One of these allies was a man named P.D. East who viewed white Christians as the problem and could not understand Campbell’s commitment to his faith. One day P.D. asked Campbell to sum up Christianity in 10 words. Campbell responded, after a moment to think, “We are all sinners (bastards) but God loves us anyway.”
Later, having clung to this definition, P.D. put Campbell to the test. One of Campbell’s friends, Jonathan Daniels who was a 26 year old activist from the north who had come south in response to Martin Luther King’s call for support, was shot by Thomas Coleman, a deputy sheriff from Alabama. “Daniels had been arrested for picketing white stores. On his release from jail he approached a grocery store to make a phone call to arrange a ride when Coleman appeared with a shotgun and emptied it in his stomach.”
P.D. approached Campbell about his God. “Let’s talk about your definition. Was Jonathan a sinner (bastard?”)
Campbell replied that though he was one of the most gentle guys he’d ever known, it’s true that everyone is a sinner and falls short of the goodness of God.
“All right. Is Thomas Coleman a sinner (bastard?”) That question, Campbell found much easier to answer. You bet the murderer was!
Then P.D. pulled his chair close, and he asked Campbell, “Which one of these two sinners (bastards) do you think God loves the most?”
Campbell writes, “Suddenly everything became clear. Everything. It was a revelation. I walked across the room and opened the blind, staring directly into the glare of the street light. And I began to whimper. But the crying was interspersed with laughter. It was a strange experience. I remember trying to sort out the sadness and the joy. Just what I was crying for and what I was laughing for.

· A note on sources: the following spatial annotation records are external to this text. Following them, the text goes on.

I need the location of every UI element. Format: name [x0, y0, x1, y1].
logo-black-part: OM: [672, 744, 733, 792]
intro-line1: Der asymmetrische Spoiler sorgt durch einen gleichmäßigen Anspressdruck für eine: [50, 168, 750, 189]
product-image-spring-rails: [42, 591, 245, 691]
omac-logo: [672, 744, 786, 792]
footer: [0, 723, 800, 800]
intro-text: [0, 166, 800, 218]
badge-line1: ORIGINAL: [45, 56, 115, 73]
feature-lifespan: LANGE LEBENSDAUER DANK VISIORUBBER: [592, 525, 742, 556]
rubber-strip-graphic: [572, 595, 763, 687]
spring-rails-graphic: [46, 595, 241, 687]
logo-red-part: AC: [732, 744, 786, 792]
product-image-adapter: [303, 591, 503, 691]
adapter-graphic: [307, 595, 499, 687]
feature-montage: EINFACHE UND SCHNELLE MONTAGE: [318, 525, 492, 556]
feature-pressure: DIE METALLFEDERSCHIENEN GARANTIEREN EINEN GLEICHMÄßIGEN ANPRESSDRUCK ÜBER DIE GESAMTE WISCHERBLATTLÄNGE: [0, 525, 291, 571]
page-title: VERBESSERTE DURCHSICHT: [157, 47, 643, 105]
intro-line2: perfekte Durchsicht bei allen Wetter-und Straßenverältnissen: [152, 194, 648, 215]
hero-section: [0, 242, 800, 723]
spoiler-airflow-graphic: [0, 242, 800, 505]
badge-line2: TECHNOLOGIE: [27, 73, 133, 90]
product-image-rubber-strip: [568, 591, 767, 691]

Then this too became clear.
I was laughing at myself, at twenty years of ministry which had become, without my realizing it, a ministry of liberal sophistication…

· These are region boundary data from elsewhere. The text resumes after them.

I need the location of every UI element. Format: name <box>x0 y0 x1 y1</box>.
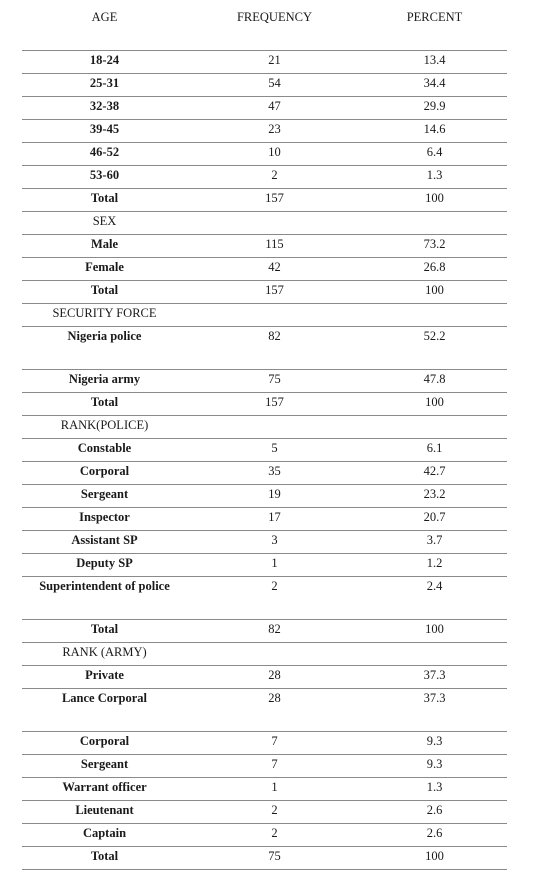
row-label: Total <box>90 283 119 297</box>
row-label: RANK(POLICE) <box>60 418 149 432</box>
row-percent: 34.4 <box>423 76 446 90</box>
row-frequency: 28 <box>268 691 281 705</box>
table-row <box>22 97 507 120</box>
row-frequency: 47 <box>268 99 281 113</box>
row-label: Lieutenant <box>75 803 134 817</box>
row-label: Superintendent of police <box>39 579 170 593</box>
row-percent: 100 <box>425 622 444 636</box>
row-percent: 6.4 <box>426 145 443 159</box>
row-percent: 3.7 <box>426 533 443 547</box>
row-label: Total <box>90 849 119 863</box>
row-label: Constable <box>77 441 132 455</box>
table-row <box>22 235 507 258</box>
row-frequency: 54 <box>268 76 281 90</box>
header-frequency: FREQUENCY <box>236 10 312 24</box>
row-percent: 29.9 <box>423 99 446 113</box>
row-percent: 13.4 <box>423 53 446 67</box>
row-frequency: 157 <box>265 283 284 297</box>
row-label: 39-45 <box>89 122 120 136</box>
table-row <box>22 281 507 304</box>
row-frequency: 42 <box>268 260 281 274</box>
row-percent: 14.6 <box>423 122 446 136</box>
table-row <box>22 824 507 847</box>
row-percent: 100 <box>425 395 444 409</box>
row-percent: 37.3 <box>423 691 446 705</box>
row-label: Male <box>90 237 119 251</box>
section-row <box>22 304 507 327</box>
section-row <box>22 643 507 666</box>
table-row <box>22 554 507 577</box>
row-percent: 2.4 <box>426 579 443 593</box>
table-row <box>22 258 507 281</box>
row-label: Total <box>90 395 119 409</box>
table-row <box>22 51 507 74</box>
row-frequency: 115 <box>265 237 284 251</box>
row-label: Sergeant <box>80 757 129 771</box>
row-label: 32-38 <box>89 99 120 113</box>
row-percent: 100 <box>425 283 444 297</box>
row-label: Assistant SP <box>71 533 138 547</box>
row-frequency: 19 <box>268 487 281 501</box>
row-label: Deputy SP <box>76 556 133 570</box>
row-percent: 2.6 <box>426 803 443 817</box>
row-frequency: 82 <box>268 329 281 343</box>
table-row <box>22 620 507 643</box>
row-frequency: 2 <box>271 579 278 593</box>
row-frequency: 157 <box>265 395 284 409</box>
row-label: Lance Corporal <box>61 691 148 705</box>
table-row <box>22 531 507 554</box>
row-label: Nigeria army <box>68 372 141 386</box>
row-percent: 20.7 <box>423 510 446 524</box>
table-row <box>22 120 507 143</box>
row-percent: 100 <box>425 849 444 863</box>
table-row <box>22 778 507 801</box>
row-label: SEX <box>92 214 117 228</box>
row-frequency: 75 <box>268 372 281 386</box>
row-frequency: 82 <box>268 622 281 636</box>
row-frequency: 2 <box>271 826 278 840</box>
row-frequency: 3 <box>271 533 278 547</box>
row-frequency: 1 <box>271 780 278 794</box>
table-row <box>22 370 507 393</box>
row-percent: 1.3 <box>426 168 443 182</box>
row-frequency: 10 <box>268 145 281 159</box>
row-frequency: 157 <box>265 191 284 205</box>
row-frequency: 7 <box>271 757 278 771</box>
row-label: 53-60 <box>89 168 120 182</box>
row-percent: 52.2 <box>423 329 446 343</box>
row-percent: 42.7 <box>423 464 446 478</box>
header-age: AGE <box>91 10 118 24</box>
table-body <box>22 51 507 870</box>
row-percent: 1.3 <box>426 780 443 794</box>
row-percent: 26.8 <box>423 260 446 274</box>
row-label: Nigeria police <box>67 329 142 343</box>
row-frequency: 2 <box>271 803 278 817</box>
table-row <box>22 143 507 166</box>
table-row <box>22 847 507 870</box>
row-label: 25-31 <box>89 76 120 90</box>
table-row <box>22 439 507 462</box>
table-row <box>22 189 507 212</box>
table-header-row <box>22 6 507 51</box>
row-percent: 100 <box>425 191 444 205</box>
row-percent: 37.3 <box>423 668 446 682</box>
table-row <box>22 689 507 732</box>
row-label: Corporal <box>79 464 130 478</box>
row-label: 46-52 <box>89 145 120 159</box>
table-row <box>22 393 507 416</box>
row-percent: 6.1 <box>426 441 443 455</box>
row-percent: 23.2 <box>423 487 446 501</box>
row-label: Warrant officer <box>62 780 147 794</box>
table-row <box>22 801 507 824</box>
row-frequency: 7 <box>271 734 278 748</box>
row-percent: 73.2 <box>423 237 446 251</box>
row-label: Total <box>90 191 119 205</box>
row-frequency: 5 <box>271 441 278 455</box>
row-frequency: 21 <box>268 53 281 67</box>
row-label: Total <box>90 622 119 636</box>
table-row <box>22 327 507 370</box>
row-label: Corporal <box>79 734 130 748</box>
row-percent: 9.3 <box>426 734 443 748</box>
table-row <box>22 577 507 620</box>
table-row <box>22 666 507 689</box>
row-label: Female <box>85 260 124 274</box>
row-frequency: 23 <box>268 122 281 136</box>
row-label: SECURITY FORCE <box>52 306 157 320</box>
table-row <box>22 732 507 755</box>
row-frequency: 35 <box>268 464 281 478</box>
row-frequency: 28 <box>268 668 281 682</box>
row-label: Private <box>85 668 124 682</box>
row-percent: 47.8 <box>423 372 446 386</box>
header-percent: PERCENT <box>406 10 463 24</box>
row-percent: 9.3 <box>426 757 443 771</box>
section-row <box>22 212 507 235</box>
table-row <box>22 462 507 485</box>
row-frequency: 17 <box>268 510 281 524</box>
section-row <box>22 416 507 439</box>
row-percent: 1.2 <box>426 556 443 570</box>
row-label: RANK (ARMY) <box>62 645 147 659</box>
row-label: Captain <box>82 826 127 840</box>
row-label: Inspector <box>79 510 130 524</box>
row-label: Sergeant <box>80 487 129 501</box>
demographics-table <box>22 6 507 870</box>
row-label: 18-24 <box>89 53 120 67</box>
table-row <box>22 755 507 778</box>
table-row <box>22 508 507 531</box>
row-frequency: 75 <box>268 849 281 863</box>
table-row <box>22 485 507 508</box>
row-frequency: 1 <box>271 556 278 570</box>
table-row <box>22 74 507 97</box>
row-frequency: 2 <box>271 168 278 182</box>
table-row <box>22 166 507 189</box>
row-percent: 2.6 <box>426 826 443 840</box>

I agree that the notion that a man could go to a store where a group of unarmed human beings are drinking soda pop and eating moon pies, fire a shotgun blast at one of them, tearing his lungs and heart and bowels from his body, and that God would set him free is almost more than I could stand. But unless that is precisely the case then there is no Gospel, there is no Good News. Unless that is the truth we have only bad news, we are back with law alone.”

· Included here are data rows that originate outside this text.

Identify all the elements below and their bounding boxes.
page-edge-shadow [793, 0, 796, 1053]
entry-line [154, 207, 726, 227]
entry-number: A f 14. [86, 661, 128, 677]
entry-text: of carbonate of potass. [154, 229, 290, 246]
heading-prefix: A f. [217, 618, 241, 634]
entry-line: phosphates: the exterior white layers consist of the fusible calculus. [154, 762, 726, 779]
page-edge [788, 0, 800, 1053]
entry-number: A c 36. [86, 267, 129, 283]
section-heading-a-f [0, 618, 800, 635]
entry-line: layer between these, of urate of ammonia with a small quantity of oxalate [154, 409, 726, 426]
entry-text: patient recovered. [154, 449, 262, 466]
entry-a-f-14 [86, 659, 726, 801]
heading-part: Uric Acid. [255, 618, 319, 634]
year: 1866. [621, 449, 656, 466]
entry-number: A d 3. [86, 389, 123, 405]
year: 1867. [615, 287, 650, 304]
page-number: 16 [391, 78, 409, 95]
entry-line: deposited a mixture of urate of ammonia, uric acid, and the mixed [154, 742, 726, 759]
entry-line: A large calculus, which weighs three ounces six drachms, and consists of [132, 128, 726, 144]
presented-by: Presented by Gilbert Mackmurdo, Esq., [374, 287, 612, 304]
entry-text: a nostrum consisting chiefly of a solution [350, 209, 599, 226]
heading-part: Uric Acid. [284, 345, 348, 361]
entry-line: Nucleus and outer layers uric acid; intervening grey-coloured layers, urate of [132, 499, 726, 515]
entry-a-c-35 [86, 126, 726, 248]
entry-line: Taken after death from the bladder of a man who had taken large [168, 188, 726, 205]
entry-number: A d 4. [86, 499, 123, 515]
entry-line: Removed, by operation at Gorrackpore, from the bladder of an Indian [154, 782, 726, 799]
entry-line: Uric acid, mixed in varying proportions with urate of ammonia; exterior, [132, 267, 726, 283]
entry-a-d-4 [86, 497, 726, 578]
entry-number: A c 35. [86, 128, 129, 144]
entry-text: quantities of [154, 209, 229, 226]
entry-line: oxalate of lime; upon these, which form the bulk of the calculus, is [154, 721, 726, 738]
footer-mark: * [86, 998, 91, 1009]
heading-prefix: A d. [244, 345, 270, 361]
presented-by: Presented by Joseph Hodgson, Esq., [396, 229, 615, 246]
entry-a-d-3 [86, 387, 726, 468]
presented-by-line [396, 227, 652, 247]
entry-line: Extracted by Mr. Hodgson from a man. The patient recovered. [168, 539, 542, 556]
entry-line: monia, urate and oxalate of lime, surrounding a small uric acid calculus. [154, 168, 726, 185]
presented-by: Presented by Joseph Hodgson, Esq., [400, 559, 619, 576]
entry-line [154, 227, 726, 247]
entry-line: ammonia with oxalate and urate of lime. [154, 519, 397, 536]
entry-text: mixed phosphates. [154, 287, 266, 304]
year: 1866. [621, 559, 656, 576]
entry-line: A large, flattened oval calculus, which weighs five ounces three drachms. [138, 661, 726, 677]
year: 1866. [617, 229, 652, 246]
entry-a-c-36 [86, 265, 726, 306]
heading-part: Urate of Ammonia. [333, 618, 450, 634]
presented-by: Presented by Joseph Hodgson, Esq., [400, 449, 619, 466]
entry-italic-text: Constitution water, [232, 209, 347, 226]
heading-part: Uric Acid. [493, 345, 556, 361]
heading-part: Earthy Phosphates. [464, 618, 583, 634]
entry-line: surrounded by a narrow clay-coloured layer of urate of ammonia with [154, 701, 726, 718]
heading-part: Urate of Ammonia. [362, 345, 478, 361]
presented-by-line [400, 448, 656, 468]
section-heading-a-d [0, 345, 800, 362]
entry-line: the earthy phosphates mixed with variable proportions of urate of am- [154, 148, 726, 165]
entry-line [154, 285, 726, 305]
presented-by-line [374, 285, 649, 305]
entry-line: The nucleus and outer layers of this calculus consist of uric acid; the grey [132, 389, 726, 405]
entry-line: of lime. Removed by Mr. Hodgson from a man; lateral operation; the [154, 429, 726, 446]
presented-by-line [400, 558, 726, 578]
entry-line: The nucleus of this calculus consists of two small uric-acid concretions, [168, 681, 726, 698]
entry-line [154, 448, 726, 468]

Phillip Yancey, who conveys this story in his book, What’s So Amazing About Grace, reflects, “What Will Campbell learned that night was a new insight into grace. The free offer of grace extends not just to the undeserving but to those who in fact deserve the opposite: to Ku Klux Klanners as well as civil rights marchers, to P.D. East as well as Will Campbell, to Thomas Coleman as well as Jonathan Daniels.
This message lodged so deep inside Will Campbell that he underwent a kind of earthquake of grace. He resigned his position with the National Council of Churches and became what he wryly called “an apostle to the rednecks.” He bought a farm in Tennessee, and spend as much time with Klansmen and racists as with racial minorities and white liberals. A lot of people, he decided, were volunteering to help minorities; he knew of no one ministering to the Thomas Colemans of the world.”[ii]
Grace is the unique blessing of Jesus Christ. It offers the church its greatest gift, its greatest assurance of God’s goodness, while also challenging us to the amazing call of being a gracious people. Though the task may at times feel unthinkable, we are assured that for God all things are possible. Thanks be to God.
[1]P. 101. Church Dogmatics, The Doctrine of God.